Die Kamera taucht ein in eine Welt der verführerischen Kostüme,
des Glitzerlichts und der körperlichen Selbstinszenierung, wodurch
Diva Futura zunächst fast wie das quecksilbrige Gegenstück
zu Boogie Nights wirkt – nur ohne dessen bittere Ironie.
Gerade diese betonte Leichtigkeit jedoch entlarvt
den filmischen Blick als ein zutiefst männlich codiertes Narrativ.

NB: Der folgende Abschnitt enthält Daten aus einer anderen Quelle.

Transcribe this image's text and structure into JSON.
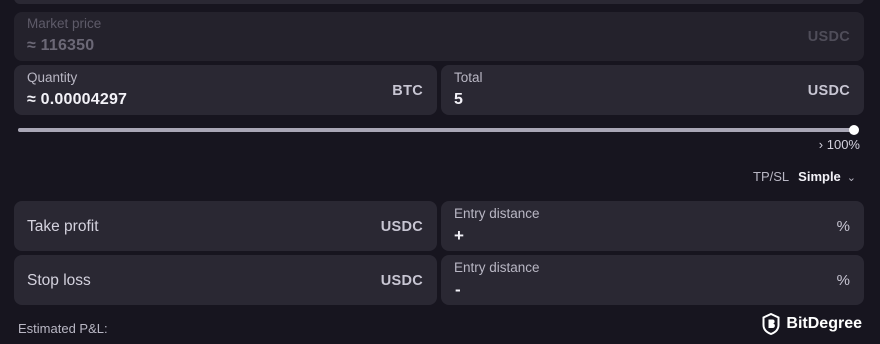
{
  "market_price": {
    "label": "Market price",
    "value": "≈ 116350",
    "unit": "USDC"
  },
  "quantity": {
    "label": "Quantity",
    "value": "≈ 0.00004297",
    "unit": "BTC"
  },
  "total": {
    "label": "Total",
    "value": "5",
    "unit": "USDC"
  },
  "slider": {
    "percent": 100,
    "readout": "› 100%"
  },
  "tpsl": {
    "label": "TP/SL",
    "mode": "Simple"
  },
  "take_profit": {
    "label": "Take profit",
    "unit": "USDC",
    "distance_label": "Entry distance",
    "sign": "+",
    "pct": "%"
  },
  "stop_loss": {
    "label": "Stop loss",
    "unit": "USDC",
    "distance_label": "Entry distance",
    "sign": "-",
    "pct": "%"
  },
  "estimated_pnl": {
    "label": "Estimated P&L:"
  },
  "watermark": {
    "text": "BitDegree"
  },
  "colors": {
    "background": "#17151f",
    "field": "#2a2833",
    "text": "#f3f2f8"
  }
}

Steigerwalt erzählt Schicchis Geschichte mit einer Sympathie,
die selten den Raum öffnet, um die strukturelle Asymmetrie zwischen
Regisseur und Darstellerinnen kritisch zu hinterfragen. Obwohl der
Film mehrfach andeutet, dass Moana oder Éva eigene Kämpfe
führen – mit dem Filmgeschäft, politischen Ambitionen
oder privaten Verletzungen –, bleiben diese Konflikte oft nur
ornamenthafte Randnotizen. Es ist ein Kino, das zwar Frauen feiert,
aber vor allem als Projektionsflächen für Schicchis Charisma,
Leidenschaften und Fehlentscheidungen. Der Film reproduziert damit
– möglicherweise unbewusst – ein Muster, das der
Protagonist selbst verkörpert: die Reduktion weiblicher Selbstbestimmung
zugunsten einer erotisierten Idee von Freiheit, deren Deutungsmacht
allein bei Männern liegt.
Besonders
problematisch wird dies, wenn Diva Futura Schicchis Verhalten gegenüber
den Frauen in seinem Umfeld bagatellisiert. Episoden, die im Kern
Fragen nach Grenzen, Machtmissbrauch und ökonomischem Zwang aufwerfen,
werden zu leichtfüßigen Anekdoten entschärft. Die
Darstellung seiner „Eifersucht“, der Kontrolle über
die Karrieren seiner Partnerinnen oder die Ausblendung der harten
Realitäten verschiedener Casting-Erfahrungen der Schauspielerinnen
zeigt ein Werk, das lieber verzaubern als vertiefen will. Gleichzeitig
wäre es zu einfach, „Diva Futura“ schlicht als unkritische
Verklärung abzustrafen. Denn das, was der Film ausspart, offenbart
auf einer zweiten Ebene viel darüber, wie sich die Pornografie
der 1980er und 1990er selbst erzählte: als Ort der Befreiung,
der aber nur für jene Akteure wirklich autonom war, die ihre
ökonomischen und kreativen Bedingungen kontrollierten.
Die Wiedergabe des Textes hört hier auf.